Since the effective date of the law (August 28th), preneed agents have been required to take the same law examination required of funeral directors. That examination has proved difficult for many preneed agent applicants, and issues were presented to the Missouri State Board of Embalmers and Funeral Directors at their February 4th meeting. The State Board held an open meeting by conference call on February 11th to facilitate further discussion of preneed agent licensing and the Missouri Law Test.

Two basic positions emerged during the February 11th conference call. The funeral directors’ camp views the preneed contract as the sale of a funeral, which should require the licensed funeral director. The proactive preneed seller views the preneed contract as a funding vehicle to pay for the goods and services described in the contract, which would require the salesman to be knowledgeable about the requirements of Chapter 436.

Historically, most Missouri preneed contracts were of the guaranteed variety. If the preneed contract was performed with little or no variation to the prearranged funeral, then the contract represents the purchase of a funeral. But, some families change the terms of their preneed contracts, and under such circumstances, the contract represents a funding vehicle. As more non-guaranteed contracts and final expense products become more common, fewer preneed contracts will represent the “sale of a funeral”.

For the time being, the State Board will continue to require the same law examination given to applicants for a funeral director’s license. But, is the funeral industry best served by restricting preneed agent licensing to legal testing imposed on funeral directors?
 

Missouri's New Preneed Deposit Requirement

Governor Nixon signed Senate Bill No. 1 on July 16th, giving Missouri preneed sellers six weeks to prepare for Chapter 436’s new requirements. For trust-funded contracts, one of those requirements will be the deposit of all preneed payments to trust. Section 436.430.2 provides in part:

A seller must deposit all payments received on a preneed contract into the designated preneed trust within sixty days of receipt of the funds by the seller, the preneed sales agent or designee.

Under the current law, sellers could retain the first 20% of the purchaser’s payments before making a deposit to the trust. While the new law will permit the seller to recover an origination fee of 5% and another 10%, the seller must make a request from the trustee to receive such amounts. The purpose of this requirement is to establish an audit trail of all consumer payments. As reported recently by an Ohio newspaper, Missouri is not alone in its efforts to make operators more accountable.
 

Provisional licenses: Missouri's August 28th deadline

The New York Department of Motor Vehicles warns its citizens to plan ahead when it comes to obtaining or renewing their driver’s license. The busiest days of the month are the first and last days of the month. The first day of the month is busy from those who want to beat the rush or who just realized their license expired during the prior month. Then there are the procrastinators who put off the renewal until the very last day.

The New York DMV also warns its licensed drivers to reconsider any plan of completing the renewal process over their lunch hour. The message to drivers (and hopeful 16 year-olds) is to plan ahead because the process will take as long as required to ensure the license is properly issued. It is easier for a licensing authority to say ‘no’ than it is to take the license away once it has been issued.

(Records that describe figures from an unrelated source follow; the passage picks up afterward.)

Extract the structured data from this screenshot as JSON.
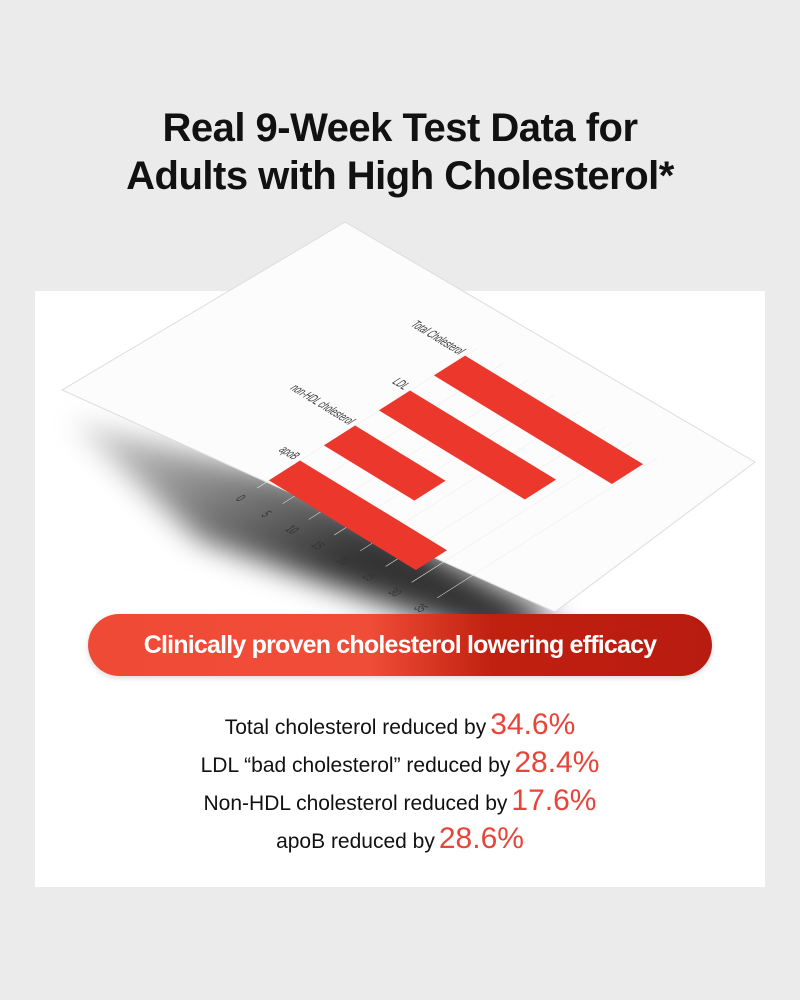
{
  "title": {
    "line1": "Real 9-Week Test Data for",
    "line2": "Adults with High Cholesterol*"
  },
  "chart_data": {
    "type": "bar",
    "orientation": "horizontal",
    "categories": [
      "Total Cholesterol",
      "LDL",
      "non-HDL cholesterol",
      "apoB"
    ],
    "values": [
      34.6,
      28.4,
      17.6,
      28.6
    ],
    "xlim": [
      0,
      35
    ],
    "ticks": [
      "0",
      "5",
      "10",
      "15",
      "20",
      "25",
      "30",
      "35"
    ],
    "color": "#ec372c",
    "xlabel": "",
    "ylabel": "",
    "grid": true
  },
  "banner": {
    "label": "Clinically proven cholesterol lowering efficacy"
  },
  "stats": [
    {
      "label": "Total cholesterol reduced by",
      "value": "34.6%"
    },
    {
      "label": "LDL “bad cholesterol” reduced by",
      "value": "28.4%"
    },
    {
      "label": "Non-HDL cholesterol reduced by",
      "value": "17.6%"
    },
    {
      "label": "apoB reduced by",
      "value": "28.6%"
    }
  ]
}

Missouri funeral homes will face a licensing bottleneck of their own when Senate Bill No. 1 becomes effective August 28th. For the first time, the State Board of Embalmers and Funeral Directors will be licensing hundreds of preneed sellers and providers.

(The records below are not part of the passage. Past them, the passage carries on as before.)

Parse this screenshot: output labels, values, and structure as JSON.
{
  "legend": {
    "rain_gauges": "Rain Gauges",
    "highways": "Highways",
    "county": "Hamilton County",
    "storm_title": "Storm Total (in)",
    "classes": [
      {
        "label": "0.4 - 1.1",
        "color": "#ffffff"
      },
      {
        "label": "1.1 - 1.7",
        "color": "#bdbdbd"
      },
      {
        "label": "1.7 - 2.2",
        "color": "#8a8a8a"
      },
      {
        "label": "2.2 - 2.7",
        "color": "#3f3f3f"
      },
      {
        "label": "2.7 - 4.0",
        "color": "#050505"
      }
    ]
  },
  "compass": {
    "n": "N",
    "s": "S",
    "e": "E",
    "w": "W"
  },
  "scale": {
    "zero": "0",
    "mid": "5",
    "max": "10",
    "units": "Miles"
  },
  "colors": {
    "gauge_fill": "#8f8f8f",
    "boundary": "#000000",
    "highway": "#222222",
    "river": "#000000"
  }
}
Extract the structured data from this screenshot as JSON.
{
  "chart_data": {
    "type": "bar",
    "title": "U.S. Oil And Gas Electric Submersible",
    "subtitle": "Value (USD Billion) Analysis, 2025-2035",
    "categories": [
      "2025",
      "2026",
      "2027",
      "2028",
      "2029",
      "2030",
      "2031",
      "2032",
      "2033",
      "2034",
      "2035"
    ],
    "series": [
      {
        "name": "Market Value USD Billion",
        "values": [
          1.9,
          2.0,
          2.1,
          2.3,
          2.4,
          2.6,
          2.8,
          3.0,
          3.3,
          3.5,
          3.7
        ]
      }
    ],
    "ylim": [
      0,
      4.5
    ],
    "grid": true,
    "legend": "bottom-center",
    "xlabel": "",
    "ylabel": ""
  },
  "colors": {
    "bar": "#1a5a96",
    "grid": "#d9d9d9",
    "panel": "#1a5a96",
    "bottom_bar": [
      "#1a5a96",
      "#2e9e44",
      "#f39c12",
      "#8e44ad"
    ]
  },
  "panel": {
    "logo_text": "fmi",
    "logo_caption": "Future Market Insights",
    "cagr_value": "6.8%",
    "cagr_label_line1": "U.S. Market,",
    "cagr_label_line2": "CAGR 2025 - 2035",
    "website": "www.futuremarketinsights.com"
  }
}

Although Missouri funeral homes may be registered as preneed sellers or providers, the ground rules have changed drastically under Senate Bill No.1. Accordingly, an early decision the State Board will have to make under the new law will regard how to screen seller and provider license applications.

To avoid disruptions to operators’ preneed programs, the State Board may need to consider issuing provisional licenses that assure compliance with the fundamental requirements of Senate Bill No. 1.